View Full Version : Breaking in a new Yaris
yaris_the_walrus
05-06-2006, 01:24 PM
My Yaris will be my first new car and I've heard people talk about "breaking in your car" before you take it on any long trips. Approximately how many kilometres should you drive around the city before you drive it long distances on the highway? I have a few trips planned over the next two months and I don't know if should drive or take the train. :confused:
plushDJ
05-06-2006, 03:08 PM
I don't think highway trips would be a problem, I think they mean don't redline it everytime you hit the gas or run the engine at too low an rpm. I'm only running it around 3000 rpm til 1000km then I'm going to have fun with it. Hope that helps!!
riceboy
05-06-2006, 09:48 PM
Same here, I've been babying the car @ 3k max shifts,... I've been on the highway but haven't done much more than 110 km/h... Once 1000km hits I'll play with the car a bit more... Take your time and enjoy.... Oh and enjoy those 600km's trips on one tank of gas.... hope it lasts once the aggressive driving kicks in...

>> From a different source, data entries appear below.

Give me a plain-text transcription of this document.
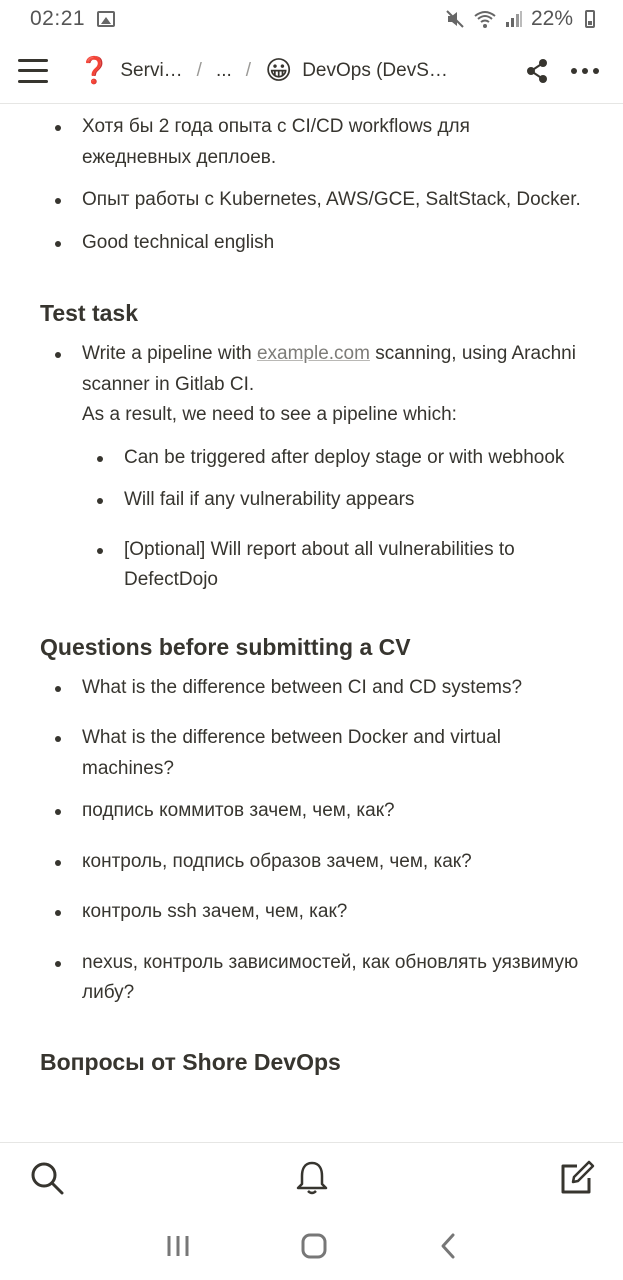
02:21	22%
❓ Servi… / ... / 😀 DevOps (DevS…
Хотя бы 2 года опыта с CI/CD workflows для ежедневных деплоев.
Опыт работы с Kubernetes, AWS/GCE, SaltStack, Docker.
Good technical english
Test task
Write a pipeline with example.com scanning, using Arachni scanner in Gitlab CI.
As a result, we need to see a pipeline which:
Can be triggered after deploy stage or with webhook
Will fail if any vulnerability appears
[Optional] Will report about all vulnerabilities to DefectDojo
Questions before submitting a CV
What is the difference between CI and CD systems?
What is the difference between Docker and virtual machines?
подпись коммитов зачем, чем, как?
контроль, подпись образов зачем, чем, как?
контроль ssh зачем, чем, как?
nexus, контроль зависимостей, как обновлять уязвимую либу?
Вопросы от Shore DevOps
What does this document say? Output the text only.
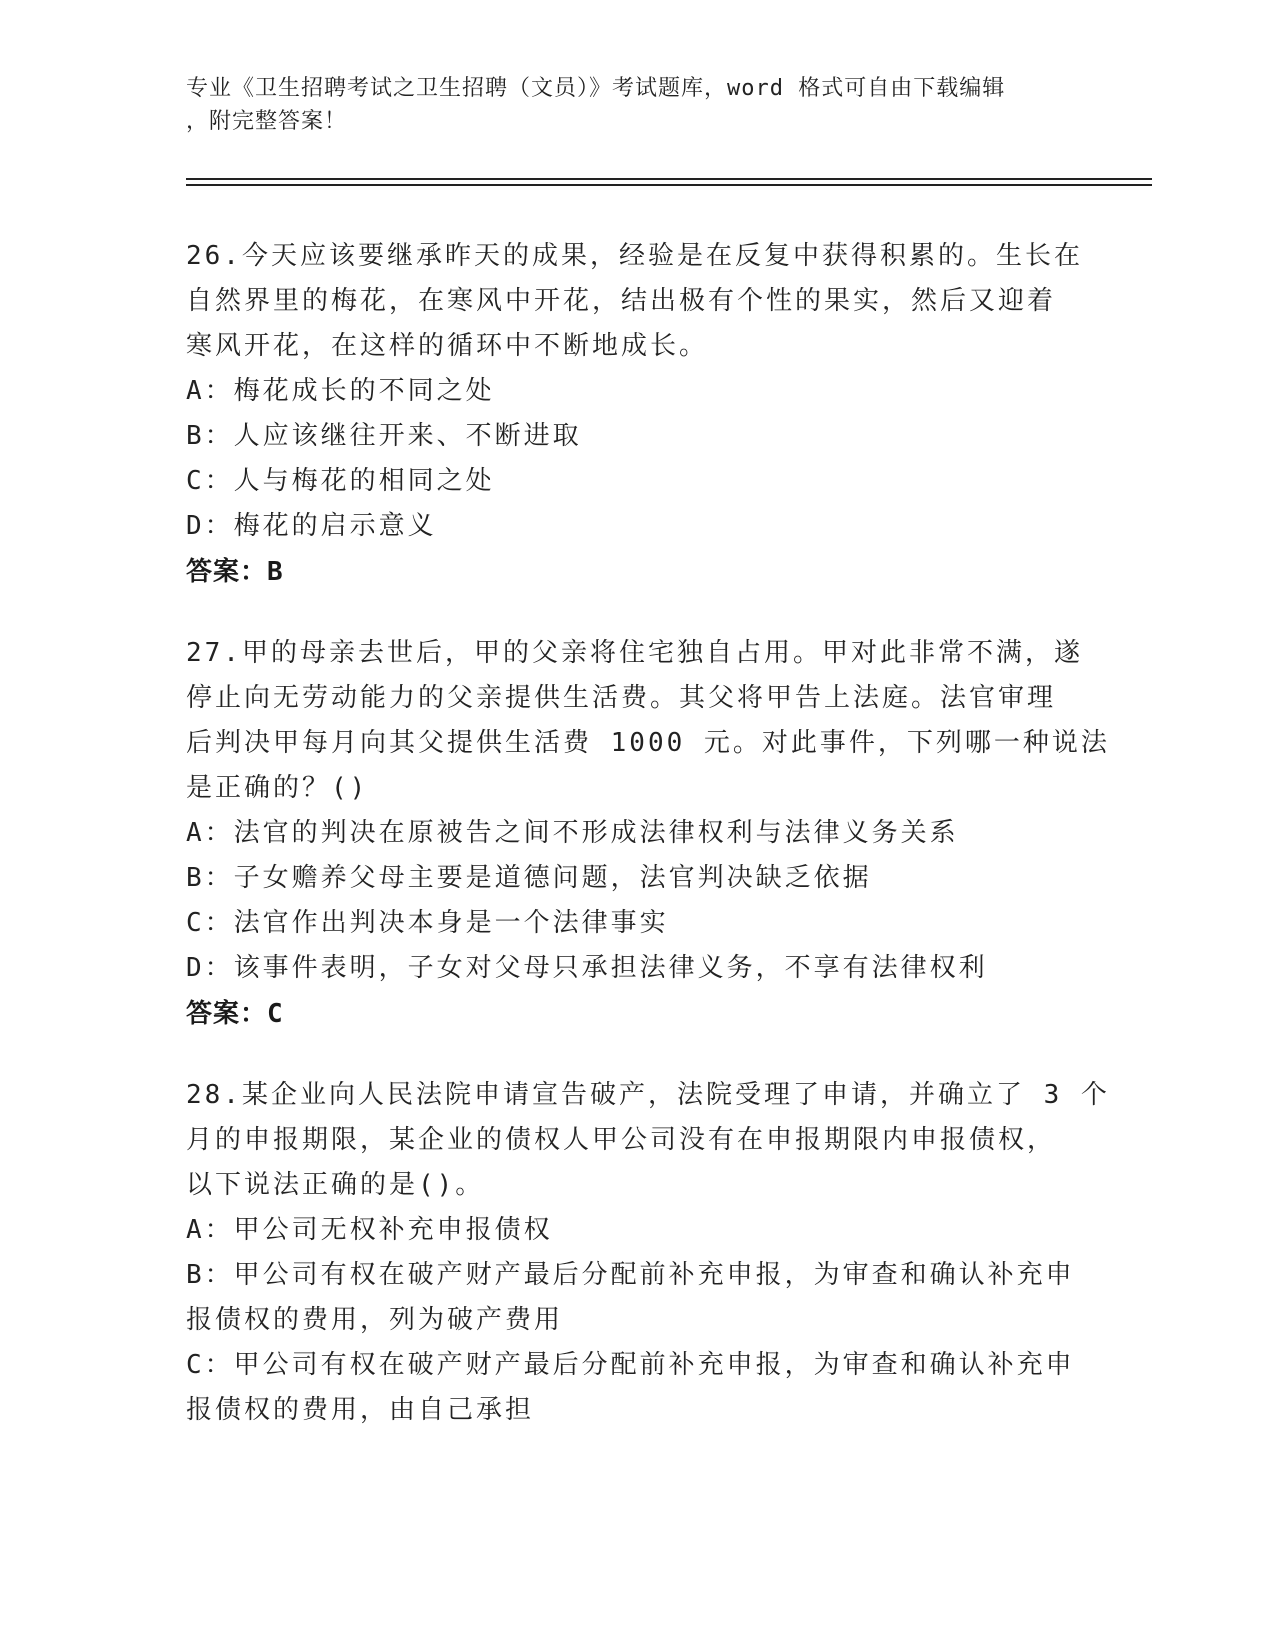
专业《卫生招聘考试之卫生招聘（文员）》考试题库，word 格式可自由下载编辑
，附完整答案！
26.今天应该要继承昨天的成果，经验是在反复中获得积累的。生长在
自然界里的梅花，在寒风中开花，结出极有个性的果实，然后又迎着
寒风开花，在这样的循环中不断地成长。
A：梅花成长的不同之处
B：人应该继往开来、不断进取
C：人与梅花的相同之处
D：梅花的启示意义
答案：B
27.甲的母亲去世后，甲的父亲将住宅独自占用。甲对此非常不满，遂
停止向无劳动能力的父亲提供生活费。其父将甲告上法庭。法官审理
后判决甲每月向其父提供生活费 1000 元。对此事件，下列哪一种说法
是正确的？()
A：法官的判决在原被告之间不形成法律权利与法律义务关系
B：子女赡养父母主要是道德问题，法官判决缺乏依据
C：法官作出判决本身是一个法律事实
D：该事件表明，子女对父母只承担法律义务，不享有法律权利
答案：C
28.某企业向人民法院申请宣告破产，法院受理了申请，并确立了 3 个
月的申报期限，某企业的债权人甲公司没有在申报期限内申报债权，
以下说法正确的是()。
A：甲公司无权补充申报债权
B：甲公司有权在破产财产最后分配前补充申报，为审查和确认补充申
报债权的费用，列为破产费用
C：甲公司有权在破产财产最后分配前补充申报，为审查和确认补充申
报债权的费用，由自己承担
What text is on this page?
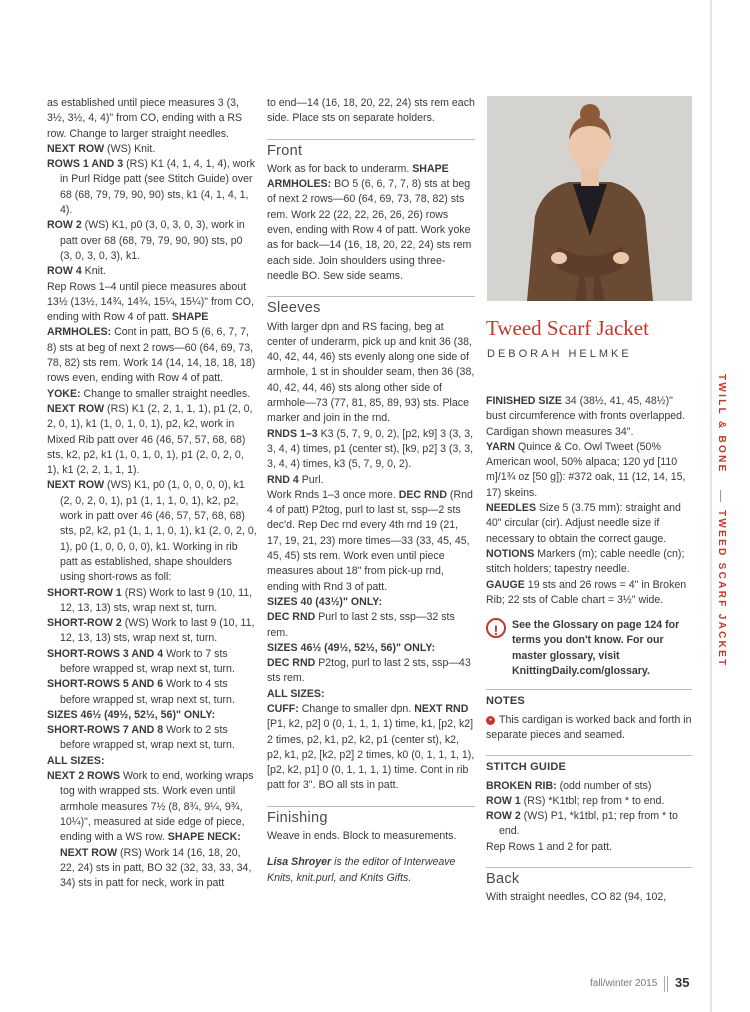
as established until piece measures 3 (3, 3½, 3½, 4, 4)" from CO, ending with a RS row. Change to larger straight needles.

NEXT ROW (WS) Knit.

ROWS 1 AND 3 (RS) K1 (4, 1, 4, 1, 4), work in Purl Ridge patt (see Stitch Guide) over 68 (68, 79, 79, 90, 90) sts, k1 (4, 1, 4, 1, 4).

ROW 2 (WS) K1, p0 (3, 0, 3, 0, 3), work in patt over 68 (68, 79, 79, 90, 90) sts, p0 (3, 0, 3, 0, 3), k1.

ROW 4 Knit.

Rep Rows 1–4 until piece measures about 13½ (13½, 14¾, 14¾, 15¼, 15¼)" from CO, ending with Row 4 of patt. SHAPE ARMHOLES: Cont in patt, BO 5 (6, 6, 7, 7, 8) sts at beg of next 2 rows—60 (64, 69, 73, 78, 82) sts rem. Work 14 (14, 14, 18, 18, 18) rows even, ending with Row 4 of patt. YOKE: Change to smaller straight needles. NEXT ROW (RS) K1 (2, 2, 1, 1, 1), p1 (2, 0, 2, 0, 1), k1 (1, 0, 1, 0, 1), p2, k2, work in Mixed Rib patt over 46 (46, 57, 57, 68, 68) sts, k2, p2, k1 (1, 0, 1, 0, 1), p1 (2, 0, 2, 0, 1), k1 (2, 2, 1, 1, 1).

NEXT ROW (WS) K1, p0 (1, 0, 0, 0, 0), k1 (2, 0, 2, 0, 1), p1 (1, 1, 1, 0, 1), k2, p2, work in patt over 46 (46, 57, 57, 68, 68) sts, p2, k2, p1 (1, 1, 1, 0, 1), k1 (2, 0, 2, 0, 1), p0 (1, 0, 0, 0, 0), k1. Working in rib patt as established, shape shoulders using short-rows as foll:

SHORT-ROW 1 (RS) Work to last 9 (10, 11, 12, 13, 13) sts, wrap next st, turn.

SHORT-ROW 2 (WS) Work to last 9 (10, 11, 12, 13, 13) sts, wrap next st, turn.

SHORT-ROWS 3 AND 4 Work to 7 sts before wrapped st, wrap next st, turn.

SHORT-ROWS 5 AND 6 Work to 4 sts before wrapped st, wrap next st, turn.

SIZES 46½ (49½, 52½, 56)" ONLY:

SHORT-ROWS 7 AND 8 Work to 2 sts before wrapped st, wrap next st, turn.

ALL SIZES:

NEXT 2 ROWS Work to end, working wraps tog with wrapped sts. Work even until armhole measures 7½ (8, 8¾, 9¼, 9¾, 10¼)", measured at side edge of piece, ending with a WS row. SHAPE NECK: NEXT ROW (RS) Work 14 (16, 18, 20, 22, 24) sts in patt, BO 32 (32, 33, 33, 34, 34) sts in patt for neck, work in patt

to end—14 (16, 18, 20, 22, 24) sts rem each side. Place sts on separate holders.

Front

Work as for back to underarm. SHAPE ARMHOLES: BO 5 (6, 6, 7, 7, 8) sts at beg of next 2 rows—60 (64, 69, 73, 78, 82) sts rem. Work 22 (22, 22, 26, 26, 26) rows even, ending with Row 4 of patt. Work yoke as for back—14 (16, 18, 20, 22, 24) sts rem each side. Join shoulders using three-needle BO. Sew side seams.

Sleeves

With larger dpn and RS facing, beg at center of underarm, pick up and knit 36 (38, 40, 42, 44, 46) sts evenly along one side of armhole, 1 st in shoulder seam, then 36 (38, 40, 42, 44, 46) sts along other side of armhole—73 (77, 81, 85, 89, 93) sts. Place marker and join in the rnd.

RNDS 1–3 K3 (5, 7, 9, 0, 2), [p2, k9] 3 (3, 3, 3, 4, 4) times, p1 (center st), [k9, p2] 3 (3, 3, 3, 4, 4) times, k3 (5, 7, 9, 0, 2).

RND 4 Purl.

Work Rnds 1–3 once more. DEC RND (Rnd 4 of patt) P2tog, purl to last st, ssp—2 sts dec'd. Rep Dec rnd every 4th rnd 19 (21, 17, 19, 21, 23) more times—33 (33, 45, 45, 45, 45) sts rem. Work even until piece measures about 18" from pick-up rnd, ending with Rnd 3 of patt.

SIZES 40 (43½)" ONLY:

DEC RND Purl to last 2 sts, ssp—32 sts rem.

SIZES 46½ (49½, 52½, 56)" ONLY:

DEC RND P2tog, purl to last 2 sts, ssp—43 sts rem.

ALL SIZES:

CUFF: Change to smaller dpn. NEXT RND [P1, k2, p2] 0 (0, 1, 1, 1, 1) time, k1, [p2, k2] 2 times, p2, k1, p2, k2, p1 (center st), k2, p2, k1, p2, [k2, p2] 2 times, k0 (0, 1, 1, 1, 1), [p2, k2, p1] 0 (0, 1, 1, 1, 1) time. Cont in rib patt for 3". BO all sts in patt.

Finishing

Weave in ends. Block to measurements.

Lisa Shroyer is the editor of Interweave Knits, knit.purl, and Knits Gifts.

Tweed Scarf Jacket
DEBORAH HELMKE

FINISHED SIZE 34 (38½, 41, 45, 48½)" bust circumference with fronts overlapped. Cardigan shown measures 34".

YARN Quince & Co. Owl Tweet (50% American wool, 50% alpaca; 120 yd [110 m]/1¾ oz [50 g]): #372 oak, 11 (12, 14, 15, 17) skeins.

NEEDLES Size 5 (3.75 mm): straight and 40" circular (cir). Adjust needle size if necessary to obtain the correct gauge.

NOTIONS Markers (m); cable needle (cn); stitch holders; tapestry needle.

GAUGE 19 sts and 26 rows = 4" in Broken Rib; 22 sts of Cable chart = 3½" wide.

!	See the Glossary on page 124 for terms you don't know. For our master glossary, visit KnittingDaily.com/glossary.
NOTES

• This cardigan is worked back and forth in separate pieces and seamed.

STITCH GUIDE

BROKEN RIB: (odd number of sts)

ROW 1 (RS) *K1tbl; rep from * to end.

ROW 2 (WS) P1, *k1tbl, p1; rep from * to end.

Rep Rows 1 and 2 for patt.

Back

With straight needles, CO 82 (94, 102,

TWILL & BONE
TWEED SCARF JACKET
fall/winter 2015 35
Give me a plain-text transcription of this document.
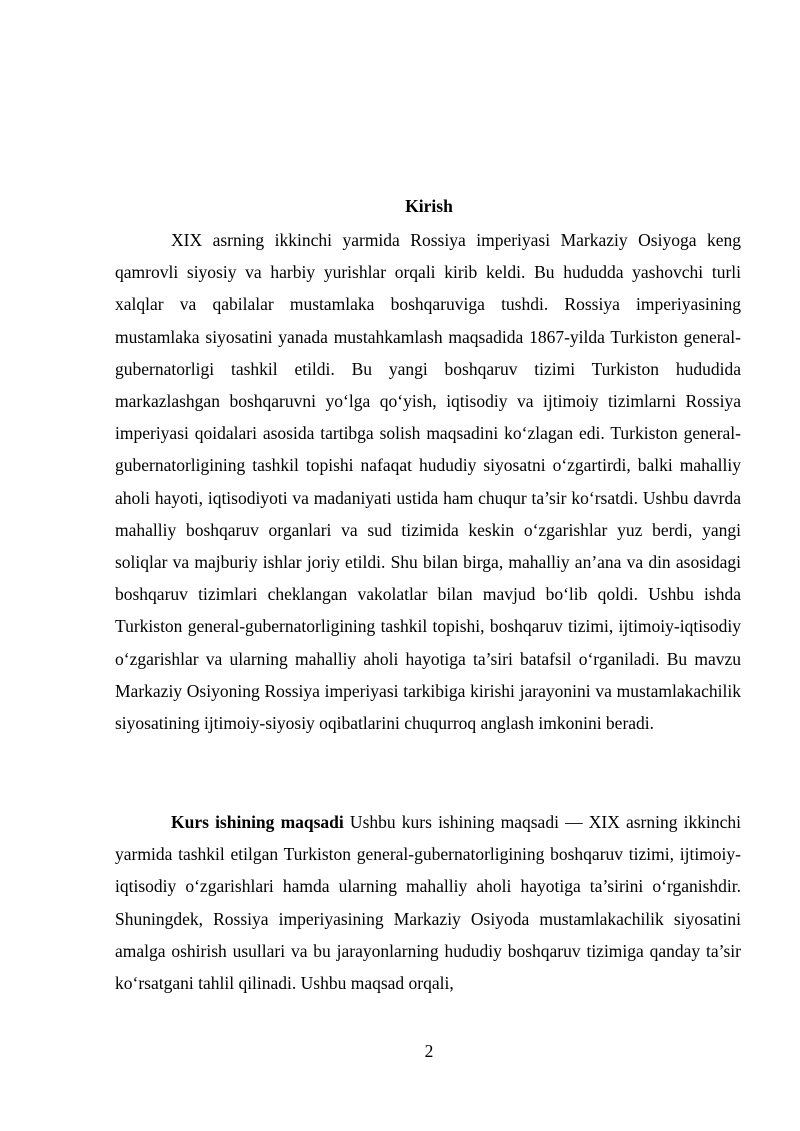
Kirish

XIX asrning ikkinchi yarmida Rossiya imperiyasi Markaziy Osiyoga keng qamrovli siyosiy va harbiy yurishlar orqali kirib keldi. Bu hududda yashovchi turli xalqlar va qabilalar mustamlaka boshqaruviga tushdi. Rossiya imperiyasining mustamlaka siyosatini yanada mustahkamlash maqsadida 1867-yilda Turkiston general-gubernatorligi tashkil etildi. Bu yangi boshqaruv tizimi Turkiston hududida markazlashgan boshqaruvni yo‘lga qo‘yish, iqtisodiy va ijtimoiy tizimlarni Rossiya imperiyasi qoidalari asosida tartibga solish maqsadini ko‘zlagan edi. Turkiston general-gubernatorligining tashkil topishi nafaqat hududiy siyosatni o‘zgartirdi, balki mahalliy aholi hayoti, iqtisodiyoti va madaniyati ustida ham chuqur ta’sir ko‘rsatdi. Ushbu davrda mahalliy boshqaruv organlari va sud tizimida keskin o‘zgarishlar yuz berdi, yangi soliqlar va majburiy ishlar joriy etildi. Shu bilan birga, mahalliy an’ana va din asosidagi boshqaruv tizimlari cheklangan vakolatlar bilan mavjud bo‘lib qoldi. Ushbu ishda Turkiston general-gubernatorligining tashkil topishi, boshqaruv tizimi, ijtimoiy-iqtisodiy o‘zgarishlar va ularning mahalliy aholi hayotiga ta’siri batafsil o‘rganiladi. Bu mavzu Markaziy Osiyoning Rossiya imperiyasi tarkibiga kirishi jarayonini va mustamlakachilik siyosatining ijtimoiy-siyosiy oqibatlarini chuqurroq anglash imkonini beradi.

Kurs ishining maqsadi Ushbu kurs ishining maqsadi — XIX asrning ikkinchi yarmida tashkil etilgan Turkiston general-gubernatorligining boshqaruv tizimi, ijtimoiy-iqtisodiy o‘zgarishlari hamda ularning mahalliy aholi hayotiga ta’sirini o‘rganishdir. Shuningdek, Rossiya imperiyasining Markaziy Osiyoda mustamlakachilik siyosatini amalga oshirish usullari va bu jarayonlarning hududiy boshqaruv tizimiga qanday ta’sir ko‘rsatgani tahlil qilinadi. Ushbu maqsad orqali,

2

breaking in an engine is mostly done at the factory. Mostly what you want to do is to try and not stay at the same rpm's for too long, and don't rev the heck out of it.
I know specific instructions are written in the owners manual.
yaris_the_walrus
05-06-2006, 10:58 PM
My concern is that because I walk to work every day I will hardly put any kms on it before I have to go to Toronto.
Idjiit
05-06-2006, 11:23 PM
Heh, you don't even wanna know what my break in period has consisted of. :O
riceboy
05-06-2006, 11:33 PM
yaris_the_walrus - drop it off to me, I drive about 100km each day, I'll have it back to you in 10 days.. all nicely broken in....
SmellyTofu
05-07-2006, 01:01 AM
Never baby my new cars.. swing between 2-4k at 2/3 to 3/4 throttle on and off... varying speed from maybe like 60-80km/h (traffic permitting).. that'll be a good start. Just make sure it's nice and warm before you do it.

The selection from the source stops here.